Tout passe par le ministère de la Culture

Classer un bâtiment «monument historique» lui donne une protection renforcée. Derrière cette appellation, on retrouve l'idée exprimée par Victor Hugo dans Guerre aux Démolisseurs:

«Il y a deux choses dans un édifice: son usage et sa beauté. Son usage appartient au propriétaire, sa beauté à tout le monde, à vous, à moi, à nous tous. Donc, le détruire c’est dépasser son droit.»

Légalement, cela signifie que le prioritaire du bâtiment en question n'est pas libre de faire ce qu'il veut en termes de rénovation. La notice écrite par le ministère de la Culture et de la communication détaille:

«L’immeuble classé ne peut être détruit, déplacé ou modifié, même en partie, ni être l’objet d’un travail de restauration ou de réparation, sans l’accord préalable du ministère chargé de la Culture (DRAC). Les travaux autorisés s’effectuent sous la surveillance de son administration. Aucune construction neuve ne peut être adossée à un immeuble classé sans une autorisation spéciale du ministre chargé de la Culture. Les immeubles classés sont imprescriptibles.»

Détruit ou endommagé

Cela vaut en cas d'incendie. Chloé Demonet, historienne du patrimoine, explique:

«Si les intérieurs sont détruits, tout projet sera de toute façon soumis à approbation. Il est vrai qu'on peut du coup se permettre de proposer des interventions contemporaines, si rien ne reste des parties historiques. Car finalement, si on restitue à l'identique quelque chose qui a entièrement disparu, on crée en quelque sorte un faux historique.»

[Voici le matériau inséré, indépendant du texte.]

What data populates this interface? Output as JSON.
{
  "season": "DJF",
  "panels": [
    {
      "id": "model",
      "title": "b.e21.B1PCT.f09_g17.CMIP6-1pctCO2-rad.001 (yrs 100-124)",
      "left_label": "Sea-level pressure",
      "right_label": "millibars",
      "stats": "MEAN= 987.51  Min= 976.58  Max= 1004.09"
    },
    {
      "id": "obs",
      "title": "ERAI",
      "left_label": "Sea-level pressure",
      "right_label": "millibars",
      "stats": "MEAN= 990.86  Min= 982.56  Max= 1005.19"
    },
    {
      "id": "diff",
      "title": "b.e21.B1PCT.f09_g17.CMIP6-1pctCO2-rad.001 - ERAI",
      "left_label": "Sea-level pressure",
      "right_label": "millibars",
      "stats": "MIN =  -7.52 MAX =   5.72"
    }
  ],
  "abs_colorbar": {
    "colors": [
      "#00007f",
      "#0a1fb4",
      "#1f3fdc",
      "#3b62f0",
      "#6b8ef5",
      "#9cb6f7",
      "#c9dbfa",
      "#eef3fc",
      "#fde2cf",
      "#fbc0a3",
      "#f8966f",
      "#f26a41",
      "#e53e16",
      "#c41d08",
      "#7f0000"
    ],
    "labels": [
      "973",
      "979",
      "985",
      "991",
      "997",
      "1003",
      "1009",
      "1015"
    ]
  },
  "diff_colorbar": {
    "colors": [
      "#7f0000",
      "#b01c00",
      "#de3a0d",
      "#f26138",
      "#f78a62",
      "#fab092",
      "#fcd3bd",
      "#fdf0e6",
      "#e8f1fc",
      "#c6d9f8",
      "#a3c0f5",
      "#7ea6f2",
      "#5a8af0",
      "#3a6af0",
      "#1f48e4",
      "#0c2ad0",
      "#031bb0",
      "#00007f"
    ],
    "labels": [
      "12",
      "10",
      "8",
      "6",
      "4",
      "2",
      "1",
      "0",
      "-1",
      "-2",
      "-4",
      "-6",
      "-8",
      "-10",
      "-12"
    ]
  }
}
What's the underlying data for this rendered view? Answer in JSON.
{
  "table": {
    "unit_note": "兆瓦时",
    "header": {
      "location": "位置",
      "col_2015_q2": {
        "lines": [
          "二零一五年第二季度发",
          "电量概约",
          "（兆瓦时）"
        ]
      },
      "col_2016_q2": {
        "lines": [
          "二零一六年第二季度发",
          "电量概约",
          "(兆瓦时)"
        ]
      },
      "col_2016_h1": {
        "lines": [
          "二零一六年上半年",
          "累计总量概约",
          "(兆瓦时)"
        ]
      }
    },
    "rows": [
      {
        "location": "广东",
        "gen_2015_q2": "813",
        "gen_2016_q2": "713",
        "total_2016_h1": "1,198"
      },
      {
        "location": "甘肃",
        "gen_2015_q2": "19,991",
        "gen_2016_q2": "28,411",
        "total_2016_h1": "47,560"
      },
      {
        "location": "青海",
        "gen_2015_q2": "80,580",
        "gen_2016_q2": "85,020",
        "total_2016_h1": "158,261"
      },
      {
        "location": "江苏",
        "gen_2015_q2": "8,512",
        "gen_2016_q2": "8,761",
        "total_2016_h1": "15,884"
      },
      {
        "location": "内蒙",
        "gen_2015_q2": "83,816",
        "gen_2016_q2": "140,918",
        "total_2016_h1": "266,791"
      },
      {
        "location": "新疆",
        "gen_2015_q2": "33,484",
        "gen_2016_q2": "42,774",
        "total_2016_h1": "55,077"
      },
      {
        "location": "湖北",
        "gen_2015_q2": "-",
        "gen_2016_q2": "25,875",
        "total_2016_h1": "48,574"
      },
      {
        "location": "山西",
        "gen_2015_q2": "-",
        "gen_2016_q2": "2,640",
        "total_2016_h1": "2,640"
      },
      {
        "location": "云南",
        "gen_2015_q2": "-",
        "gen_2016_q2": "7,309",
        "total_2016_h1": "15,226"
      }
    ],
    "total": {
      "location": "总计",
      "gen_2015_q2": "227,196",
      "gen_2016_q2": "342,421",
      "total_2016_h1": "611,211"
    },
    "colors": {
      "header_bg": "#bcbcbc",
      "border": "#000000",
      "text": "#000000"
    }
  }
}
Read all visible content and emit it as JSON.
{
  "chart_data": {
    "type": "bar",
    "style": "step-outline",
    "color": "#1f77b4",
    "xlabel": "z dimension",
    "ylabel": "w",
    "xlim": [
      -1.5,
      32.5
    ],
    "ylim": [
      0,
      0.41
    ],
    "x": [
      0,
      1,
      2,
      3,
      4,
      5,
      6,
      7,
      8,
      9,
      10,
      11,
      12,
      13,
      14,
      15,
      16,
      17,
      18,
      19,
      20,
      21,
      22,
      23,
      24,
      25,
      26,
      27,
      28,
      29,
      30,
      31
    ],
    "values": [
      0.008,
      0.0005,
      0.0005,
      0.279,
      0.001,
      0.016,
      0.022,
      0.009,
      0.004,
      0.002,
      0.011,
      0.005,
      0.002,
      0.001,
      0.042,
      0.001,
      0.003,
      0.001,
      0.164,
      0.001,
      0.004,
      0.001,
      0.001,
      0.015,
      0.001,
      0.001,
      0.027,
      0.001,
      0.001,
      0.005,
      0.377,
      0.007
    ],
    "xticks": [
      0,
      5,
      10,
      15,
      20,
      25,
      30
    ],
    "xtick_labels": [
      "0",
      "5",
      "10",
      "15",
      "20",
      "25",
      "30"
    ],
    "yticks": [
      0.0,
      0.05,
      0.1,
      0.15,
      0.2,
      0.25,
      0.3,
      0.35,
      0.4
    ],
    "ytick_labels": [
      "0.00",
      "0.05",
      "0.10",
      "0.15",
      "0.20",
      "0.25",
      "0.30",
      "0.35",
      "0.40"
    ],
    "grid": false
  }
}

C'est en quelque sorte ce qu'expliquait un article du Monde publié en 2010:

«La restauration dans les règles de l'art d'un monument historique à usage d'habitation est une aventure délicate. Apporter un confort dernier cri à un édifice classé peut porter atteinte à son intégrité patrimoniale. Gommer les strates de l'Histoire pour revenir à un état initial supposé de l'édifice, c'est aller contre la charte de Venise (1964), qui préconise de conserver les traces de son évolution.»

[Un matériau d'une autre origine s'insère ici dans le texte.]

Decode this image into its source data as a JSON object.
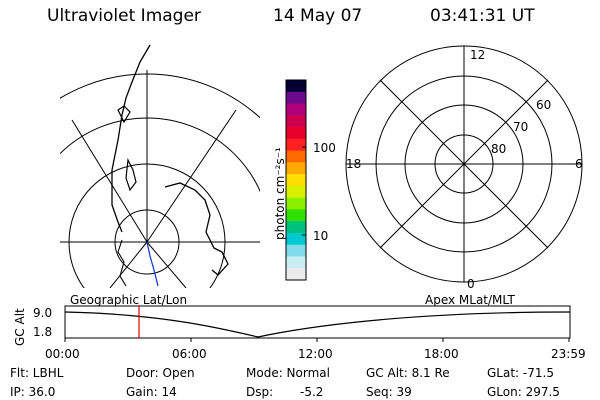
{
  "header": {
    "instrument": "Ultraviolet Imager",
    "date": "14 May 07",
    "time": "03:41:31 UT"
  },
  "colorbar": {
    "unit_label": "photon cm⁻²s⁻¹",
    "tick_100": "100",
    "tick_10": "10",
    "colors": [
      "#000033",
      "#6a0a8a",
      "#b0007a",
      "#d00050",
      "#e8002a",
      "#ff2020",
      "#ff6a00",
      "#ffaa00",
      "#ffe000",
      "#d8f000",
      "#8af000",
      "#30e000",
      "#00c080",
      "#00c8d0",
      "#80dce8",
      "#c8eef4",
      "#ececec"
    ]
  },
  "polar_plot": {
    "label_12": "12",
    "label_18": "18",
    "label_6": "6",
    "label_0": "0",
    "label_60": "60",
    "label_70": "70",
    "label_80": "80"
  },
  "timeline": {
    "left_label": "Geographic Lat/Lon",
    "right_label": "Apex MLat/MLT",
    "ylabel": "GC Alt",
    "y_top": "9.0",
    "y_bottom": "1.8",
    "x_ticks": [
      "00:00",
      "06:00",
      "12:00",
      "18:00",
      "23:59"
    ],
    "marker_color": "#e00000"
  },
  "status": {
    "flt": "Flt: LBHL",
    "ip": "IP: 36.0",
    "door": "Door: Open",
    "gain": "Gain: 14",
    "mode": "Mode: Normal",
    "dsp": "Dsp:",
    "dsp_value": "-5.2",
    "gc_alt": "GC Alt: 8.1 Re",
    "seq": "Seq: 39",
    "glat": "GLat: -71.5",
    "glon": "GLon: 297.5"
  }
}
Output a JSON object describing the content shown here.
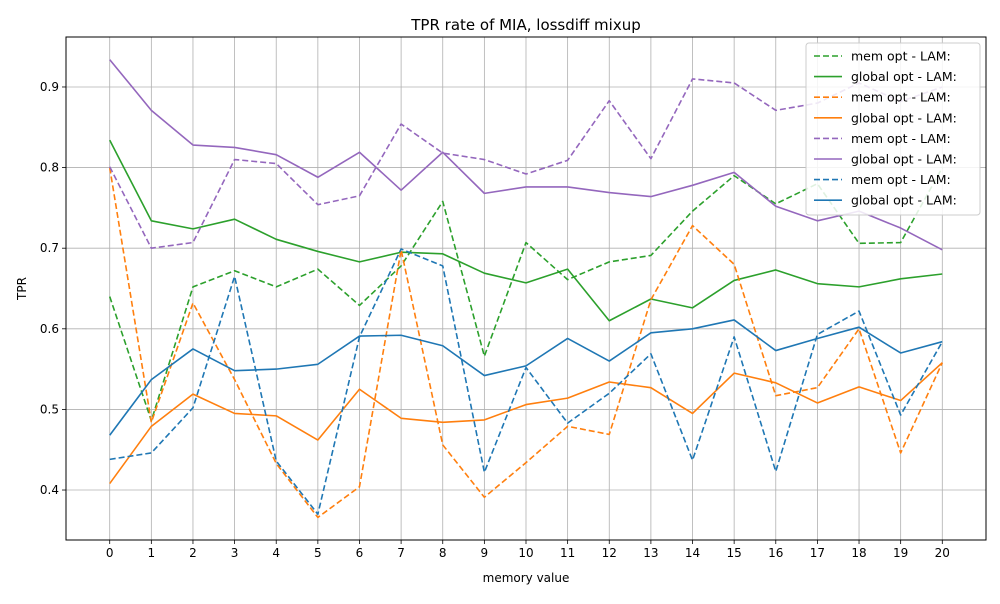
{
  "chart_data": {
    "type": "line",
    "title": "TPR rate of MIA, lossdiff mixup",
    "xlabel": "memory value",
    "ylabel": "TPR",
    "x": [
      0,
      1,
      2,
      3,
      4,
      5,
      6,
      7,
      8,
      9,
      10,
      11,
      12,
      13,
      14,
      15,
      16,
      17,
      18,
      19,
      20
    ],
    "xlim": [
      -1.05,
      21.05
    ],
    "ylim": [
      0.338,
      0.962
    ],
    "yticks": [
      0.4,
      0.5,
      0.6,
      0.7,
      0.8,
      0.9
    ],
    "grid": true,
    "legend_position": "top-right",
    "series": [
      {
        "name": "mem opt - LAM:",
        "color": "#2ca02c",
        "dash": true,
        "values": [
          0.64,
          0.486,
          0.652,
          0.672,
          0.652,
          0.674,
          0.629,
          0.678,
          0.758,
          0.566,
          0.707,
          0.661,
          0.683,
          0.691,
          0.746,
          0.79,
          0.755,
          0.78,
          0.706,
          0.707,
          0.8
        ]
      },
      {
        "name": "global opt - LAM:",
        "color": "#2ca02c",
        "dash": false,
        "values": [
          0.834,
          0.734,
          0.724,
          0.736,
          0.711,
          0.696,
          0.683,
          0.695,
          0.693,
          0.669,
          0.657,
          0.674,
          0.61,
          0.637,
          0.626,
          0.66,
          0.673,
          0.656,
          0.652,
          0.662,
          0.668
        ]
      },
      {
        "name": "mem opt - LAM:",
        "color": "#ff7f0e",
        "dash": true,
        "values": [
          0.8,
          0.484,
          0.632,
          0.537,
          0.433,
          0.366,
          0.404,
          0.698,
          0.456,
          0.391,
          0.434,
          0.479,
          0.469,
          0.636,
          0.728,
          0.68,
          0.517,
          0.527,
          0.6,
          0.446,
          0.558
        ]
      },
      {
        "name": "global opt - LAM:",
        "color": "#ff7f0e",
        "dash": false,
        "values": [
          0.408,
          0.479,
          0.519,
          0.495,
          0.492,
          0.462,
          0.525,
          0.489,
          0.484,
          0.487,
          0.506,
          0.514,
          0.534,
          0.527,
          0.495,
          0.545,
          0.533,
          0.508,
          0.528,
          0.511,
          0.558
        ]
      },
      {
        "name": "mem opt - LAM:",
        "color": "#9467bd",
        "dash": true,
        "values": [
          0.801,
          0.7,
          0.707,
          0.81,
          0.805,
          0.754,
          0.765,
          0.854,
          0.818,
          0.81,
          0.792,
          0.809,
          0.883,
          0.811,
          0.91,
          0.905,
          0.871,
          0.88,
          0.905,
          0.882,
          0.9
        ]
      },
      {
        "name": "global opt - LAM:",
        "color": "#9467bd",
        "dash": false,
        "values": [
          0.934,
          0.871,
          0.828,
          0.825,
          0.816,
          0.788,
          0.819,
          0.772,
          0.819,
          0.768,
          0.776,
          0.776,
          0.769,
          0.764,
          0.778,
          0.794,
          0.752,
          0.734,
          0.746,
          0.725,
          0.698
        ]
      },
      {
        "name": "mem opt - LAM:",
        "color": "#1f77b4",
        "dash": true,
        "values": [
          0.438,
          0.446,
          0.502,
          0.665,
          0.436,
          0.37,
          0.59,
          0.699,
          0.678,
          0.422,
          0.552,
          0.483,
          0.52,
          0.569,
          0.437,
          0.59,
          0.423,
          0.593,
          0.622,
          0.493,
          0.584
        ]
      },
      {
        "name": "global opt - LAM:",
        "color": "#1f77b4",
        "dash": false,
        "values": [
          0.468,
          0.537,
          0.575,
          0.548,
          0.55,
          0.556,
          0.591,
          0.592,
          0.579,
          0.542,
          0.554,
          0.588,
          0.56,
          0.595,
          0.6,
          0.611,
          0.573,
          0.588,
          0.602,
          0.57,
          0.584
        ]
      }
    ]
  }
}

Une décision au cas par cas

Difficile donc de tirer des règles générales. On peut toutefois s'intéresser à un exemple similaire: au château de Lunéville –bâtiment public et non privé– frappé par un incendie en 2003, la décision a été prise de restituer à l'identique la charpente qui avait brûlée et dont on connaissait les dispositions. Au contraire, les salles d'accueil, modifiées au cours des siècles, n'ont pas été restituées à l'identique, notamment en raison des archives lacunaires.

Chloé Demonet précise:

«On peut restituer quelque chose qui a disparu, mais si on a les témoignages historiques et archéologiques suffisants. En fait, toutes les opérations menées sur un monument historique doivent être justifiées et doivent respecter la valeur historique du bâtiment.»

Concernant plus précisément l'hôtel Lambert, François Muller, en charge de la communication du ministère de la Culture, indique:

«Il est trop tôt pour savoir ce qui sera fait. On ne connaît pas l'ampleur des dégats, mais on ne pourra pas faire ce que l'on veut. Les projets des réparation et de reconstruction sont normalement très encadrés.»

Qui paye?

Les travaux de rénovation des monuments historiques peuvent être subventionnés par l'Etat. Mais dans le cas de l'hôtel Lambert, comme il s'agit d'un incendie, les assurances du propriétaire entreront en jeu.